We are returning from war! . . .
. . . We return from the slavery of uniform which the world’s madness demanded us to don to the freedom of civil garb. We stand again to look America squarely in the face and call a spade a spade. We sing: This country of ours, despite all its better souls have done and dreamed, is yet a shameful land.
It lynches. . . .
It disfranchises its own citizens. . . .
It encourages ignorance. . . .
It steals from us. . . .
It insults us. . . .
This is the country to which we Soldiers of Democracy return. This is the fatherland for which we fought! But it is our fatherland. It was right for us to fight. The faults of our country are our faults.

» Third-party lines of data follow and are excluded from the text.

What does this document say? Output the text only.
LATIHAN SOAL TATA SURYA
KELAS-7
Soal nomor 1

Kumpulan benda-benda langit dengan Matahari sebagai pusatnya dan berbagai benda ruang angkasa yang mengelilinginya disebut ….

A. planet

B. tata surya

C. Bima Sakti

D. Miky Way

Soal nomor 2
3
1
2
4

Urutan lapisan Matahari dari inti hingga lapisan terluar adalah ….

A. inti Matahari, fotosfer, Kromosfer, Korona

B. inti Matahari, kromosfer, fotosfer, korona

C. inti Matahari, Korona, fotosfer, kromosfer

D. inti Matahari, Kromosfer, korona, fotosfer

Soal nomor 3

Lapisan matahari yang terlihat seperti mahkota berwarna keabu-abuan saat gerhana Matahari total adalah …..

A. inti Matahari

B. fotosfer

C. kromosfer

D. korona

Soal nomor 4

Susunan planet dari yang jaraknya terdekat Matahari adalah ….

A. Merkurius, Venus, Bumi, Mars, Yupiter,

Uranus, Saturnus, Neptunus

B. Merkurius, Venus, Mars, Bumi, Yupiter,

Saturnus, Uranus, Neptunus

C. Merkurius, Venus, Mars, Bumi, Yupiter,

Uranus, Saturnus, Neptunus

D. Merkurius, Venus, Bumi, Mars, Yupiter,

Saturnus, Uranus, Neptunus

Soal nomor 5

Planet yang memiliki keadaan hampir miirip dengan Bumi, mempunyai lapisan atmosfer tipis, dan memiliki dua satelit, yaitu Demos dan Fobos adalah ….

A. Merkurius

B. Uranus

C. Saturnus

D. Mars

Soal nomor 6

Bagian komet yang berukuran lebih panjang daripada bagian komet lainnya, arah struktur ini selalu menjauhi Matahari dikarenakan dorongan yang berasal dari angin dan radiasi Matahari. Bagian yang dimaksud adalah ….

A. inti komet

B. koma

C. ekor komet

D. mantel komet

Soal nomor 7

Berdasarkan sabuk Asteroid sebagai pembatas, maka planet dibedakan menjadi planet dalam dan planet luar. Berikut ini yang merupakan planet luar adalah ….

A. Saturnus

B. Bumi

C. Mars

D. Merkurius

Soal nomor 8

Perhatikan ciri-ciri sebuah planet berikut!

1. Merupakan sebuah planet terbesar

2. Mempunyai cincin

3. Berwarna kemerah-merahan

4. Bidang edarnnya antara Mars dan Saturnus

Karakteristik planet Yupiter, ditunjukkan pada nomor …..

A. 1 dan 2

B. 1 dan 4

Under similar circumstances, we would fight again. But by the God of Heaven, we are cowards and jackasses if now that that war is over, we do not marshal every ounce of our brain and brawn to fight a sterner, longer, more unbending battle against the forces of hell in our own land.
We return.
We return from fighting.
We return fighting.
Make way for Democracy! We saved it in France, and by the Great Jehovah, we will save it in the United States of America, or know the reason why.
Source: W. E. B. Du Bois, “Returning Soldiers,” Crisis, May 1919, 13–14.
Interpret the Evidence
What did African Americans expect to gain by fighting in World War I?
Why were African Americans disappointed when they returned home after the war? What did Du Bois expect them to do?
Put It in Context
What does this editorial reveal about the treatment of black Americans during World War I?